In this tutorial, you’ll learn how to represent graphs in Python using edge lists, an adjacency matrix, and adjacency lists. While graphs can often be an intimidating data structure to learn about, they are crucial for modeling information. Graphs allow you to understand and model complex relationships, such as those in LinkedIn and Twitter (X) social networks.
By the end of this tutorial, you’ll have learned the following:
- What graphs are and what their components, nodes, and edges, are
- What undirected, directed, and weighted graphs are
- How to represent graphs in Python using edge lists, adjacency lists, and adjacency matrices
- How to convert between graph representations in Python
Table of Contents
What are Graphs, Nodes, and Edges?
In its simplest explanation, a graph is a group of dots connected by lines. Each of these dots represents things, such as people or places. The lines are used to represent the connections between things. From a technical perspective, these circles are referred to as nodes. Similarly, the lines connecting them are called edges.

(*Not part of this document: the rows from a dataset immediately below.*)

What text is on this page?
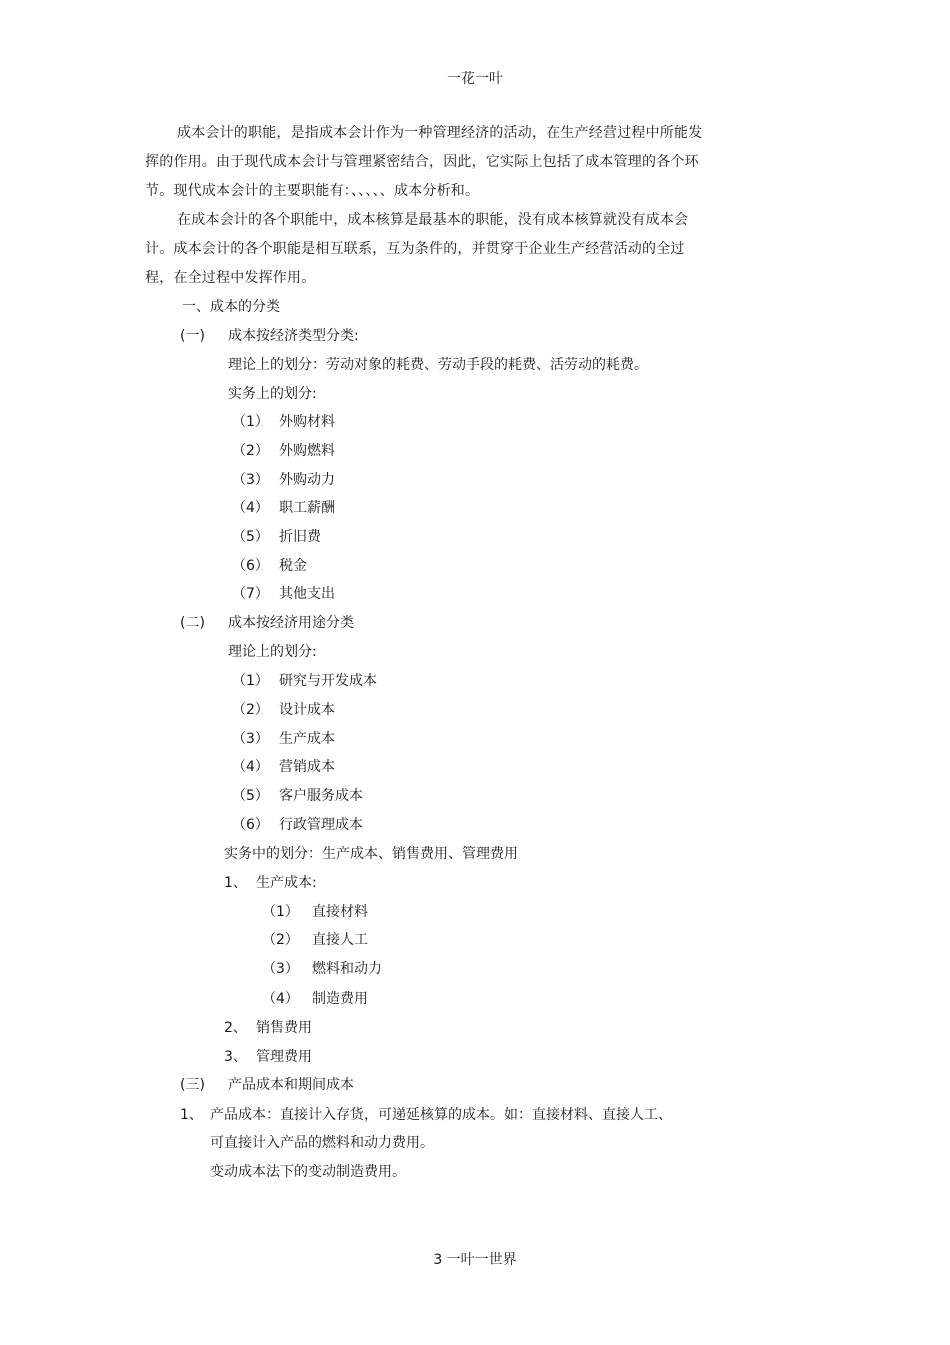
一花一叶

成本会计的职能，是指成本会计作为一种管理经济的活动，在生产经营过程中所能发挥的作用。由于现代成本会计与管理紧密结合，因此，它实际上包括了成本管理的各个环节。现代成本会计的主要职能有：、、、、、成本分析和。

在成本会计的各个职能中，成本核算是最基本的职能，没有成本核算就没有成本会计。成本会计的各个职能是相互联系，互为条件的，并贯穿于企业生产经营活动的全过程，在全过程中发挥作用。

一、成本的分类
(一) 成本按经济类型分类:
理论上的划分：劳动对象的耗费、劳动手段的耗费、活劳动的耗费。
实务上的划分:
（1） 外购材料
（2） 外购燃料
（3） 外购动力
（4） 职工薪酬
（5） 折旧费
（6） 税金
（7） 其他支出
(二) 成本按经济用途分类
理论上的划分:
（1） 研究与开发成本
（2） 设计成本
（3） 生产成本
（4） 营销成本
（5） 客户服务成本
（6） 行政管理成本
实务中的划分：生产成本、销售费用、管理费用
1、 生产成本:
（1） 直接材料
（2） 直接人工
（3） 燃料和动力
（4） 制造费用
2、 销售费用
3、 管理费用
(三) 产品成本和期间成本
1、 产品成本：直接计入存货，可递延核算的成本。如：直接材料、直接人工、
可直接计入产品的燃料和动力费用。
变动成本法下的变动制造费用。
3 一叶一世界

For example, we could create a graph of some Facebook relationships. Let’s imagine that we have three friends: Evan, Nik, and Katie. Each of them are friends with one another. We can represent this as a graph as shown below:
This is an example of an undirected graph. This means that the relationship between two nodes occurs in both directions. Because of this, a sample edge may connect Evan and Katie. This edge would be represented by {'Evan', 'Katie'}
. Note that we used a set to represent this. In this case, the relationship goes both ways.
Now let’s take a look at another example. Imagine that we’re modeling relationships in X (formerly Twitter). Because someone can follow someone without the other person following them back, we can end up with a relationship like the one shown below.
This is an example of a directed graph. Notice that the edges here are represented as arrows. In this case, Nik and Katie follow one another, but the same isn’t true for the others. Evan follows Katie (but not the other way around). Similarly, Nik follows Evan, but not the other way around.
In this case, while our nodes remain the same as {'Nik', 'Evan', 'Katie'}
, our edge list now has a different meaning. In fact, it’s easier to use a list of tuples to represent this now, where the first value is the starting node and the second is the end node. This would look like this: [('Nik', 'Katie'), ('Katie', 'Nik'), ('Evan', 'Katie'), ('Nik', 'Evan')]
.
Let’s now dive a little further into the different types of graphs and how they can be represented in Python.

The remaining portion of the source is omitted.